例えば、新聞報道で談合などの事実を知った場合や情報公開請求をして公金の不正支出を知った場合に、違法・不当な行為の是正を求めて住民監査請求を行うケースが多くあります。請求の内容としては、「公金の不正支出により自治体に損害が発生したので関係職員に対し損害を補填させるなどの措置を求める」という請求を行うことになります。
住民監査請求には、請求のできる期間に制限があります(地方自治法242条2項)。当該違法不当な行為(「財務会計行為」といいます)があってから1年以内に請求できるのが原則です。財務会計行為があってから1年を過ぎている場合は、通常の人であれば事実を知りうる時から2カ月以内には住民監査請求する必要があります。
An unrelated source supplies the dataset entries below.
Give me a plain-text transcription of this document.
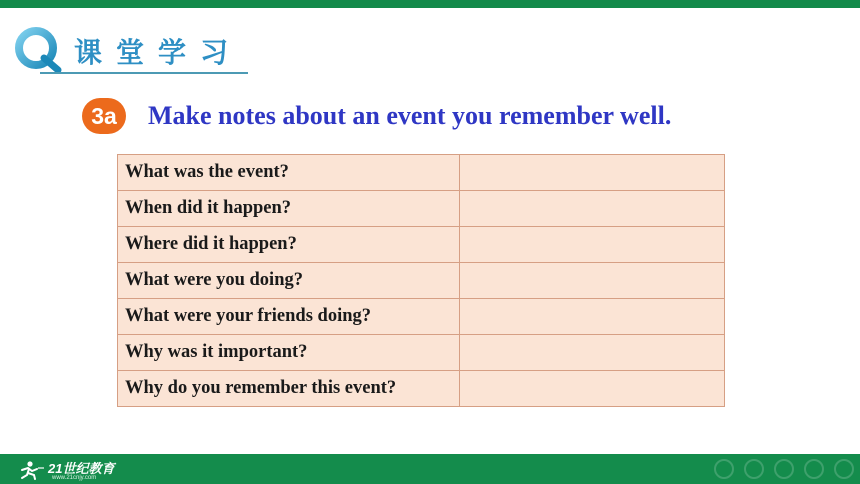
课堂学习
3a	Make notes about an event you remember well.
What was the event?	
When did it happen?	
Where did it happen?	
What were you doing?	
What were your friends doing?	
Why was it important?	
Why do you remember this event?	
21世纪教育
www.21cnjy.com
この場合には財務会計行為があってから1年以内には知りえなかったことに「正当理由」が必要です。
最高裁判所は近年、請求の門戸を拡げ、行政機関が職員や第三者に対し損害賠償請求が可能であるのに請求をしていない事実(「怠る事実」といいます)がある場合には、住民監査請求期間の期間制限には服しないとしました。また、1年以内に財務会計行為を知ることができなかった理由としては、特にその違法不当な行為が秘密裏に行われたという事情は必要ではなく、通常の人であれば知ることができなかった事情で足りるとしました。